After spending a few days in Puebla visiting the city and Cholula, it was time for us to hit Mexico City. We had been living in the jungle for three months already, so being in a big city where we could go shopping again was awesome!
I have to admit, I was a bit scared of Mexico City before going there. For some reason, I expected it to look like San José (the capital of Costa Rica), but bigger. I was so wrong. San José was loud, crowded and really didn’t look that great. The neighborhood that we stayed in for our only day there was poor and it didn’t feel like the safest place.

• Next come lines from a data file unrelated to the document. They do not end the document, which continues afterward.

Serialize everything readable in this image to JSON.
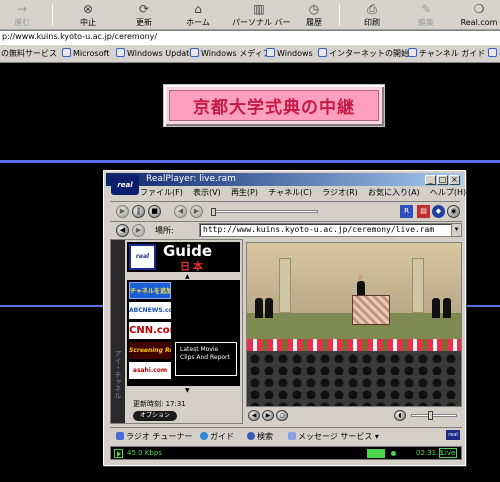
{
  "ie_toolbar": {
    "buttons": [
      {
        "label": "進む",
        "icon": "forward-arrow-icon",
        "disabled": true
      },
      {
        "label": "中止",
        "icon": "stop-icon",
        "disabled": false
      },
      {
        "label": "更新",
        "icon": "refresh-icon",
        "disabled": false
      },
      {
        "label": "ホーム",
        "icon": "home-icon",
        "disabled": false
      },
      {
        "label": "パーソナル バー",
        "icon": "personal-bar-icon",
        "disabled": false
      },
      {
        "label": "履歴",
        "icon": "history-icon",
        "disabled": false
      },
      {
        "label": "印刷",
        "icon": "print-icon",
        "disabled": false
      },
      {
        "label": "編集",
        "icon": "edit-icon",
        "disabled": true
      },
      {
        "label": "Real.com",
        "icon": "real-com-icon",
        "disabled": false
      }
    ]
  },
  "address": {
    "url": "p://www.kuins.kyoto-u.ac.jp/ceremony/"
  },
  "links_bar": {
    "items": [
      "の無料サービス",
      "Microsoft",
      "Windows Update",
      "Windows メディア",
      "Windows",
      "インターネットの開始",
      "チャンネル ガイド",
      "ベ"
    ]
  },
  "page": {
    "title": "京都大学式典の中継"
  },
  "realplayer": {
    "window_title": "RealPlayer: live.ram",
    "logo_text": "real",
    "menu": [
      "ファイル(F)",
      "表示(V)",
      "再生(P)",
      "チャネル(C)",
      "ラジオ(R)",
      "お気に入り(A)",
      "ヘルプ(H)"
    ],
    "location_label": "場所:",
    "location_url": "http://www.kuins.kyoto-u.ac.jp/ceremony/live.ram",
    "guide": {
      "title": "Guide",
      "subtitle": "日本",
      "side_label": "アイ・チャネル",
      "items": [
        "チャネルを追加する",
        "ABCNEWS.com",
        "CNN.com",
        "Screening Room",
        "asahi.com"
      ],
      "promo_text": "Latest Movie Clips And Report",
      "updated": "更新時刻: 17:31",
      "options_label": "オプション"
    },
    "bottom_links": [
      "ラジオ チューナー",
      "ガイド",
      "検索",
      "メッセージ サービス"
    ],
    "status": {
      "bitrate": "45.0 Kbps",
      "time": "02:31.5",
      "live": "Live"
    }
  },
  "colors": {
    "title_text": "#c41a48",
    "title_bg": "#ff9fbf",
    "accent_line": "#5a6de8",
    "status_green": "#4fd44f"
  }
}
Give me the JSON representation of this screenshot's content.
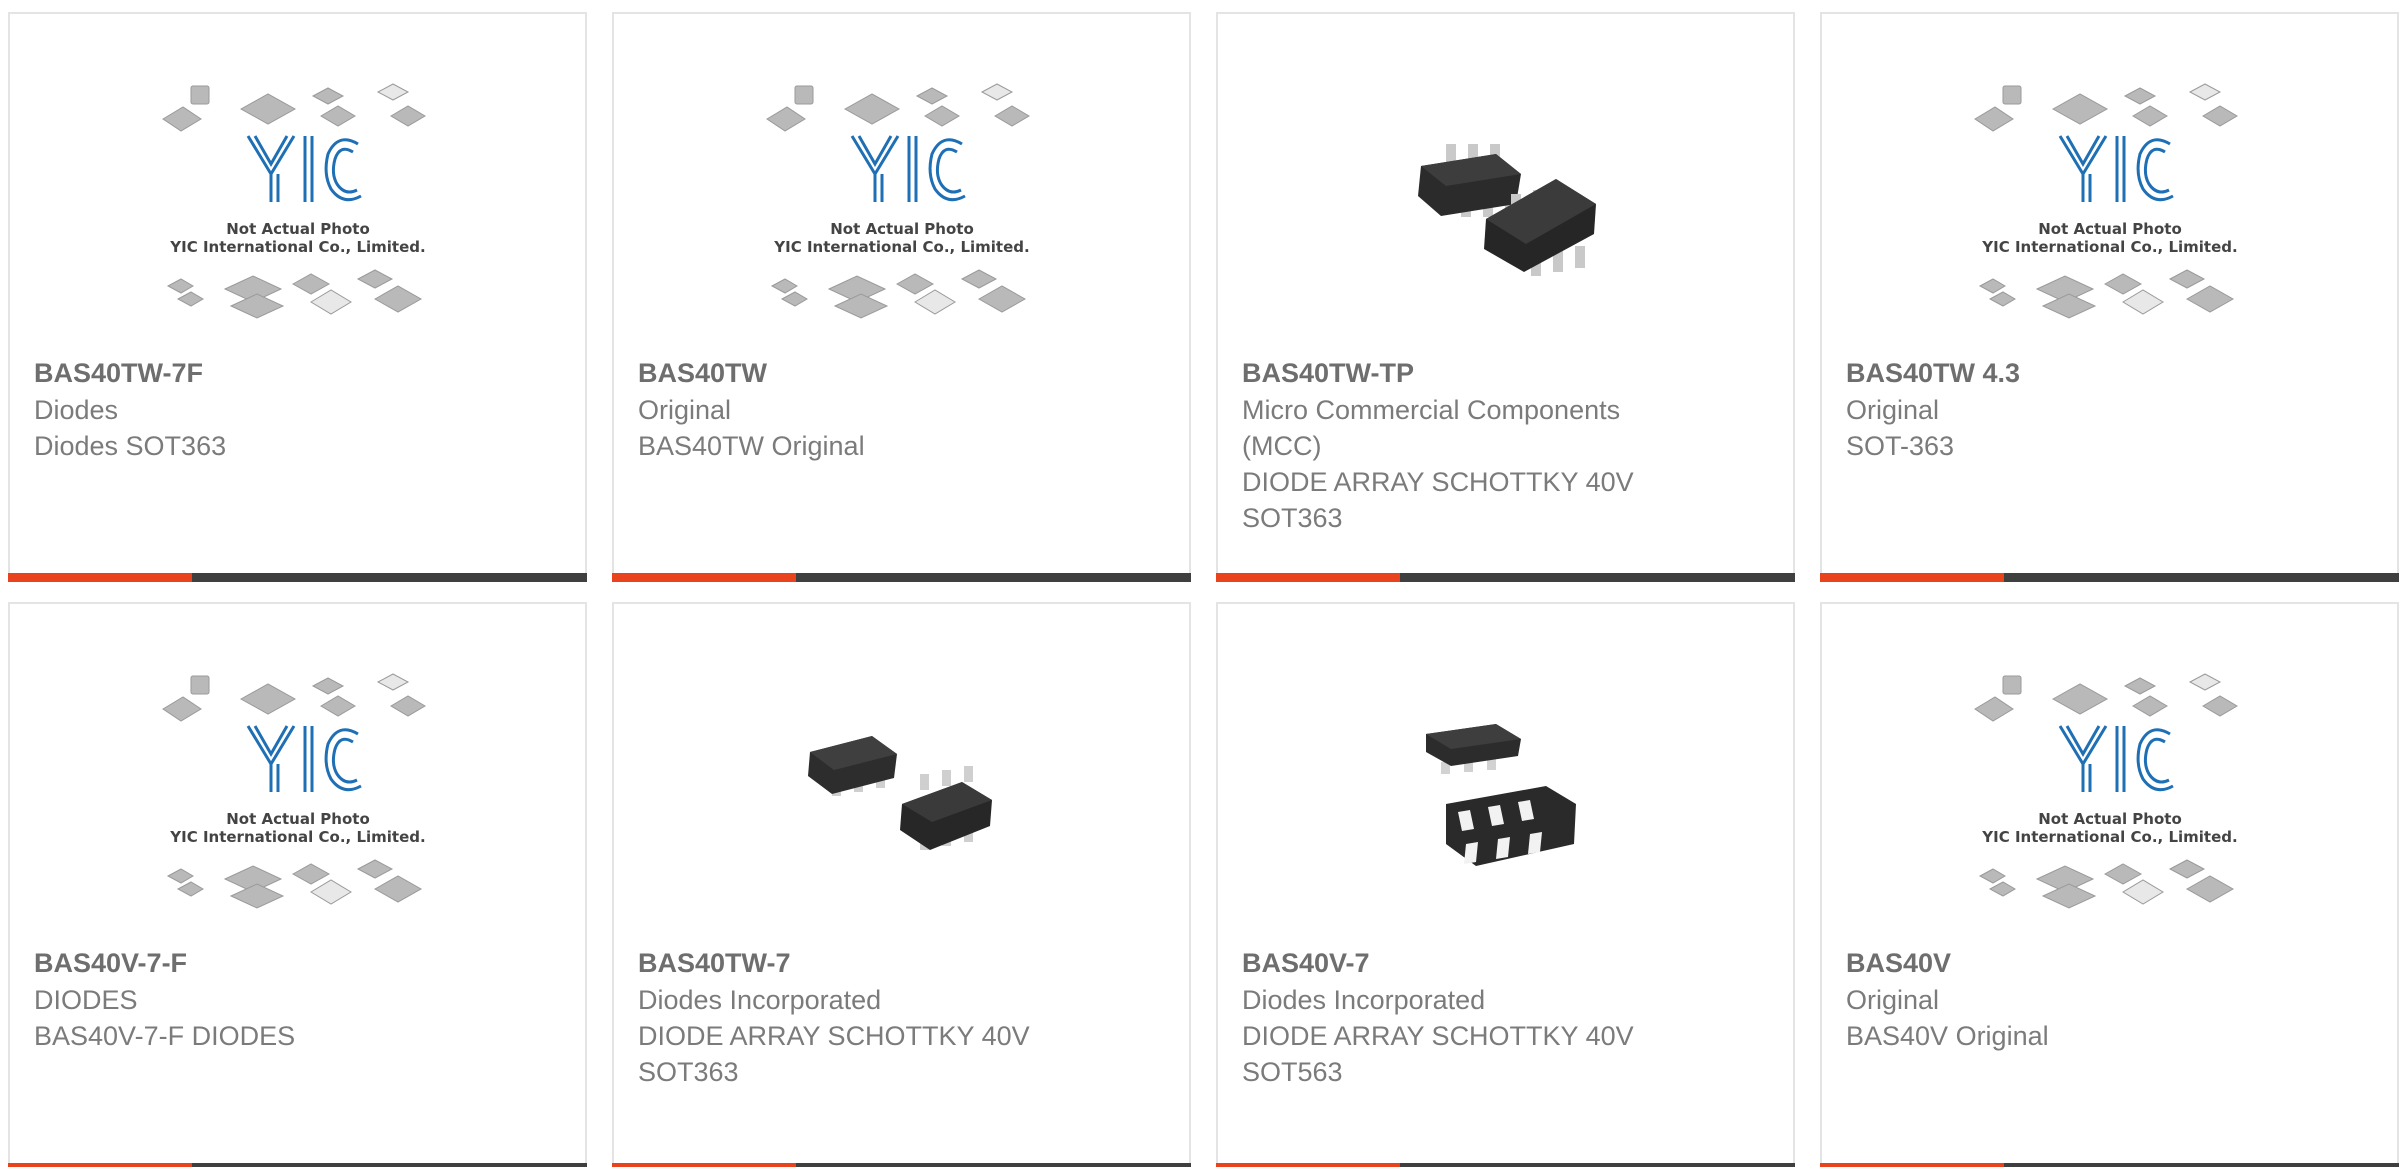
{
  "placeholder": {
    "line1": "Not Actual Photo",
    "line2": "YIC International Co., Limited.",
    "logo": "YIC"
  },
  "colors": {
    "accent": "#e8431c",
    "bar": "#3f3f3f",
    "logo_blue": "#1f6fb5"
  },
  "products": [
    {
      "part": "BAS40TW-7F",
      "mfr": "Diodes",
      "desc": "Diodes SOT363",
      "image": "yic-placeholder"
    },
    {
      "part": "BAS40TW",
      "mfr": "Original",
      "desc": "BAS40TW Original",
      "image": "yic-placeholder"
    },
    {
      "part": "BAS40TW-TP",
      "mfr": "Micro Commercial Components (MCC)",
      "desc": "DIODE ARRAY SCHOTTKY 40V SOT363",
      "image": "sot363-photo"
    },
    {
      "part": "BAS40TW 4.3",
      "mfr": "Original",
      "desc": "SOT-363",
      "image": "yic-placeholder"
    },
    {
      "part": "BAS40V-7-F",
      "mfr": "DIODES",
      "desc": "BAS40V-7-F DIODES",
      "image": "yic-placeholder"
    },
    {
      "part": "BAS40TW-7",
      "mfr": "Diodes Incorporated",
      "desc": "DIODE ARRAY SCHOTTKY 40V SOT363",
      "image": "sot363-photo"
    },
    {
      "part": "BAS40V-7",
      "mfr": "Diodes Incorporated",
      "desc": "DIODE ARRAY SCHOTTKY 40V SOT563",
      "image": "sot563-photo"
    },
    {
      "part": "BAS40V",
      "mfr": "Original",
      "desc": "BAS40V Original",
      "image": "yic-placeholder"
    }
  ]
}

Mexico City was the opposite of that. We stayed in the Reforma neighborhood, where everything was clean, people were nice, and there were plenty of things to explore. I never felt unsafe, even when walking outside at night. Since I was with Chris all the time it was definitely safer than being out there by myself.
On our first day, we started by taking a long walk on Paseo de la Reforma, which is the big street where everything is and where you want to be. There are tons of restaurants, stores and Starbucks. Seriously, there’s like ten Starbucks on 2km of that street only. It’s crazy! We also went for a bit of shopping, since we needed some new portable speakers. My old ones got fried from the unstable electricity in Costa Rica and since we missed them so much we had to get a new set. This time we got the UE BOOM, which is smaller and sounds great.
After our quick walk and shopping, we did something we hadn’t done in months. We went to the movie theatre. It was awesome to watch a movie on a big screen again and not my laptop’s tiny screen.
Hotel prices in Mexico City were far out of our budget and we would have ended up spending an entire month’s rent in just the few days that we were staying. So like we always do when hotel prices are too high, we turned to Airbnb to get us a nice place for half the price.
On day two, it was time to hit the park. It’s called the Bosque de Chapultepec and that’s where you are also going to find all the museums.
It was a beautiful sunny day and it made the park even better. The thing with Mexico City though is that it’s sooooo dry! Chris’ skin got really dry after such a long time in the jungle and I was reunited with the static electricity in my hair (which I absolutely hate). But that wasn’t going to stop us from being tourists for a few days.
In the park, our first stop was the Chapultepec Castle, which is actually on top of a hill. It was time to test our cardio again as we hiked up the hill. (Okay, they do have a little train if you need it but it’s not that high!)
Even though there was plenty to look at inside the castle, I was definitely more interested in the architecture. The building was amazing and had the best view of the city. I could have spent a lot of time there just looking at all the details, but we had other places to see.
In the evening, it was time to take the metro and go north to the zócalo. Let me talk first about the metro for a bit. We took it a few times and never had any problems. It’s so cheap you can’t decide not to ride it. The only thing to remember is to not take it during rush hour; otherwise you might get in trouble. And really, the worst that could happen (other than losing your phone or your wallet) is not being able to get out at your stop because people aren’t moving. Make sure you don’t stay too far from the door at all times and that you keep an eye on your belongings. If people start pushing a lot, it probably means there’s someone looking for your valuables. Be aware of your surroundings and you’ll be fine.
Now, about the zócalo.
Being the most important plaza in Mexico City, the zócalo is where the parliament building and the cathedral are located. The cathedral was definitely not as big as the one in Puebla, but it was still impressive. In my opinion, the zócalo needed some trees, but since it’s so open, it can be used for markets. The other impressive thing about this place is that the road around the plaza has six lines of cars going the same way, which makes it very long to cross!
Next to the zócalo are the ruins of Tenochtitlan, which is the name of the island Mexico City was built on. Because yes, Mexico City used to be an island. Unfortunately for us, we couldn’t visit the ruins since they were closed already. Instead, we decided instead to take a long walk across the city (while staying in the safe neighborhoods, obviously).
There’s definitely a lot to see in Mexico City and I wasn’t expecting that many nice looking buildings. While we were there, it was also the Visual Art Week, so there were a few screens all over the touristy areas where they had interactive videos. It proved to me that Mexico City was just another city and not a place to be scared of.
We couldn’t leave Mexico City without stopping at the Anthropology Museum. That’s where we went on our last day. It’s the most famous museum in Mexico City, and probably the biggest too. It has pieces from all over the country and if you really want to see everything, we recommend you take at least a full day to see it.
Anyone visiting Mexico City definitely needs to make a stop at the museum. It teaches you so much about the different cultures and parts of Mexico. Not everything is translated to English, but the important parts are. I learned a lot and even though we didn’t see everything, it was definitely interesting. Mexican culture is very different from the rest of the world and is worth it to take in.